Чтобы добраться до здания, где ждал меня Андраде, нужно было пройти в южном направлении вдоль сплошного ограждения железной дороги, по едва ли обитаемой одноэтажной улочке с чахлыми акациями и угрюмыми дверьми, фаянсовые вывески которых анонсировали гостевые дома, и с темными тавернами, где пропускали по стаканчику облаченные в синюю форму служащие железной дороги. В туалете таверны я избавился от пакета, пропахшего лосьоном после бритья, и осмотрел оружие: пистолет Люгера, не менее пафосный, чем автомобиль 1940 года выпуска. С полным магазином, заботливо смазанный явно всего несколько часов назад. Меня поразило, что я начисто позабыл, какой он тяжелый и как от него пахнет. Взглянув на часы, я подумал об Андраде — о его глазах, о его впалой груди, наверняка сгоревшей на солнце на том черноморском пляже. Плавки на нем явно чужие, и его несказанно раздражают долгие часы бездействия на берегу моря и ни на минуту не оставляют мысли о неизбежном возвращении, как и о своей обреченности. Когда я вновь вышел на улицу, там окончательно стемнело.
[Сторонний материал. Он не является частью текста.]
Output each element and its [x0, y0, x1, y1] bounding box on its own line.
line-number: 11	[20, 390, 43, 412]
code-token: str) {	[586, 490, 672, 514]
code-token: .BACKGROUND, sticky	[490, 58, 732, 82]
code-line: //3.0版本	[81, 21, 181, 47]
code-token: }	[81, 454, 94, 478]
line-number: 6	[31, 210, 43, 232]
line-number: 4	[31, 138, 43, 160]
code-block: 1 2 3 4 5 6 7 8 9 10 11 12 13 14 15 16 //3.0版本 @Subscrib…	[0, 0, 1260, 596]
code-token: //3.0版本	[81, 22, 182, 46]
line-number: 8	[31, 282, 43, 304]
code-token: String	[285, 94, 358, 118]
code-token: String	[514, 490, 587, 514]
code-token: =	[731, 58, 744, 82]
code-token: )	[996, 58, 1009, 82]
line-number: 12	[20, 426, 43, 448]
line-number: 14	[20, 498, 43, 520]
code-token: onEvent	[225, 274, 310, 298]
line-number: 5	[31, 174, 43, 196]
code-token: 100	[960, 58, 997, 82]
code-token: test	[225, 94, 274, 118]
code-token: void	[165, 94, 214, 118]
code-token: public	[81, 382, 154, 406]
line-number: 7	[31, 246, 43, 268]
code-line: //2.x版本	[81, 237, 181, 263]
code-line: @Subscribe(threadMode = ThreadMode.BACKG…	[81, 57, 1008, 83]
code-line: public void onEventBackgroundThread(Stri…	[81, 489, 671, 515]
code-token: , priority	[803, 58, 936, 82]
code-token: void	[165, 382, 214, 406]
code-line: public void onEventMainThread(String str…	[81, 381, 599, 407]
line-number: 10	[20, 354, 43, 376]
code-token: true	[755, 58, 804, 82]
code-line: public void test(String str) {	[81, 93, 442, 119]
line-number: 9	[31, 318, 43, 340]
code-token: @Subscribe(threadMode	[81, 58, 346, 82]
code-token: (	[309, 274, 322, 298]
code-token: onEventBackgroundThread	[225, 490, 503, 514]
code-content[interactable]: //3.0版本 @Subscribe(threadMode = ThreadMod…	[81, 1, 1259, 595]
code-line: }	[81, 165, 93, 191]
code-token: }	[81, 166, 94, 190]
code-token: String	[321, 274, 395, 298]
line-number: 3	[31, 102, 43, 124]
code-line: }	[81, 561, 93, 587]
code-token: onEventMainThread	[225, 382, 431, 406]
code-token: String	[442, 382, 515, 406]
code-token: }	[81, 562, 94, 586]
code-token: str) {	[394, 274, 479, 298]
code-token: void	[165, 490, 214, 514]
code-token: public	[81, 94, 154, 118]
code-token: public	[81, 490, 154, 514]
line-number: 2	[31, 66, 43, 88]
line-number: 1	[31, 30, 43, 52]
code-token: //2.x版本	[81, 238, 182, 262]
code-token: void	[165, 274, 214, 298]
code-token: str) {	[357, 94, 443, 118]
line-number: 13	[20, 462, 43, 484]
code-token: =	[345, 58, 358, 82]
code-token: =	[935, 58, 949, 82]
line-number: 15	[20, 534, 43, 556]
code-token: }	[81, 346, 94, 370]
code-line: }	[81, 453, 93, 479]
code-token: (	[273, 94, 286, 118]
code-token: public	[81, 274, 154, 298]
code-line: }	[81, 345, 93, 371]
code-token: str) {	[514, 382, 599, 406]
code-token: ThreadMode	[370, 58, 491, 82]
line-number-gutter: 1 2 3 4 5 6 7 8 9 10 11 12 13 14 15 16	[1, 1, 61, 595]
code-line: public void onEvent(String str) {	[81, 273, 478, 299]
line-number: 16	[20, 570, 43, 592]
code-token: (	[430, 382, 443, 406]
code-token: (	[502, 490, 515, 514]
Дальше закончилась стена и начался заваленный всяким хламом, заросший бурьяном пустырь, над которым время от времени на высоких металлических вышках вспыхивали огни прожекторов. Я петлял между кучами шлака и промышленными ангарами, ориентируясь только на рельсы и электрокабели, спотыкался во тьме, и ноги мои разъезжались на усыпанных гравием склонах, долго содрогавшихся толчками землетрясения при появлении поезда, внезапного и внушающего ужас, как и хлесткий удар его ярких огней.